Santé planétaire — Enseignement et recherche. Le 24 mars 2022, la Faculté de médecine de Lausanne inaugurait une Plateforme Durabilité et Santé, qui veut faire émerger le savoir portant sur la santé planétaire. A ce sujet, heidi.news a titré « Paradoxe… la santé humaine nuit à celle de la planète » (4), et le Hastings Center états-unien posait la bonne question « Is It Possible to Have Healthy People on a Sick Planet ? », lors d’un webinaire en avril 2022. De l’importance donc de soigner les écosystèmes pour soigner les hommes.

La plateforme facultaire collabore étroitement avec le Centre de compétences en durabilité de l'Université de Lausanne, qui compte parmi ses objectifs de renforcer l’enseignement de sorte qu’aucun·e étudiant·e ne sorte de ses murs sans un bagage de base sur la durabilité, et de stimuler les recherches interdisciplinaires dans les sept facultés.

Ailleurs : l’École française des hautes études en santé publique a ouvert une formation « Changement climatique, transitions et santé », liée au programme « Décarboner la Santé » du très actif think tank Shift Project (www.theshiftproject.org).

Subventions dommageables ! Un signe frappant : l'Académie suisse des sciences naturelles a publié en 2020 un rapport sur les subventions dommageables à la biodiversité (5). Extrait : « L'état de la biodiversité est critique. Cette situation est notamment imputable aux multiples subventions et incitations financières négatives des pouvoirs publics. L'étude a identifié 162 subventions dommageables ». Un langage nouveau, qui repose la problématique des externalités négatives de ce que nous faisons, souvent grossièrement négligée. Ce qui correspond intimément à la règle éthique de base dans les soins « D’abord ne pas nuire ».
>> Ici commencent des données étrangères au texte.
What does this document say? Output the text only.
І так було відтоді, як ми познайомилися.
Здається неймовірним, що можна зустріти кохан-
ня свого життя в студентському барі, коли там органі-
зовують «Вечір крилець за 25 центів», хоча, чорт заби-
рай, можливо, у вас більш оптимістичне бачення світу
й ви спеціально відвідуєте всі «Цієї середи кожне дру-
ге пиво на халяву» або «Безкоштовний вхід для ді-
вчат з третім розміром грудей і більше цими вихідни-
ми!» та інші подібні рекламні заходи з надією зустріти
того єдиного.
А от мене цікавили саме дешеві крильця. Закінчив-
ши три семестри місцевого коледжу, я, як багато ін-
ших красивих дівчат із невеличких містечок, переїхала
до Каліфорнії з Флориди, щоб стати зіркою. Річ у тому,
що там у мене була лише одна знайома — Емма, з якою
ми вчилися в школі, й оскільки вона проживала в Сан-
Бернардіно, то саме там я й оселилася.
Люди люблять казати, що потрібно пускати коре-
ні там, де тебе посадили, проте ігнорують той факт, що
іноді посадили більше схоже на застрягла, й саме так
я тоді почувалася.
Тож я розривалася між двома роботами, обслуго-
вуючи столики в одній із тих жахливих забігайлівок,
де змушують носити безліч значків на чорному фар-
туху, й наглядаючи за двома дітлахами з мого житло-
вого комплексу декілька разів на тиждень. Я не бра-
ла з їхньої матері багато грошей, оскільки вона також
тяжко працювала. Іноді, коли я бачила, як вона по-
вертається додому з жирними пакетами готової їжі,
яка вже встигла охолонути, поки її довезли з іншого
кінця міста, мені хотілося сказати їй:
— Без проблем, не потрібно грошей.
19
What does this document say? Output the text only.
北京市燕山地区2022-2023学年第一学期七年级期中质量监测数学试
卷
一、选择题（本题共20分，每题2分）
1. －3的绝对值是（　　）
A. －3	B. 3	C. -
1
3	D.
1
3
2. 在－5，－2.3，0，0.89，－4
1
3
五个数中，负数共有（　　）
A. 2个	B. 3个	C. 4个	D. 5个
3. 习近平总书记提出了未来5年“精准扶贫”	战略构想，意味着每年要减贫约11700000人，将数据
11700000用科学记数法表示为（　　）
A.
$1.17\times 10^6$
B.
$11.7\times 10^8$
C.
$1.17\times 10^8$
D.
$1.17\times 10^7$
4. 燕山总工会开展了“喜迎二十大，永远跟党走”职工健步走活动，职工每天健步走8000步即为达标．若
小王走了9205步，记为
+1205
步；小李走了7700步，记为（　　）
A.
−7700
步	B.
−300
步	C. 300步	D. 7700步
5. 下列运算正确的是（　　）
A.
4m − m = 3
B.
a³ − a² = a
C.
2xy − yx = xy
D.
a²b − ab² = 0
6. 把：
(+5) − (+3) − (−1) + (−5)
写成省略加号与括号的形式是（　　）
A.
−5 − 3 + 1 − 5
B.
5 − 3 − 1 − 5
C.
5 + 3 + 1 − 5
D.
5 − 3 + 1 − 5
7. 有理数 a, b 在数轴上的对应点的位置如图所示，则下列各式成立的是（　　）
En bref : La sobriété énergétique doit faire partie des piliers de l'activité médico-sanitaire comme elle doit l’être dans les autres secteurs de l’économie et de la vie sociétale. L’innovation permettra certaines avancées, mais il ne faut pas se reposer sur cet espoir seulement ; il s’agit de faire preuve de frugalité, partout où c’est imaginable.

Références

  1. Sommer J.et al (dir. publ.) Revue médicale suisse, 8 mai 2019.
  2. Rippstein Un hôpital sur deux peut réduire de moitié son empreinte CO2. Bull méd suisses 2021, 102 (45), 1490-1492
  3. https://solar.lowtechmagazine.com/fr/2021/02/how-sustainable-is-high-tech-health-care.html
  4. news (Genève) - Le Point santé et alimentation, 23 mars 2022
  5. Swiss academies factsheets, vol. 15, No 7, 2020.

[1] Voir à ce sujet la recension récemment publiée par REISO du livre « Santé et environnement.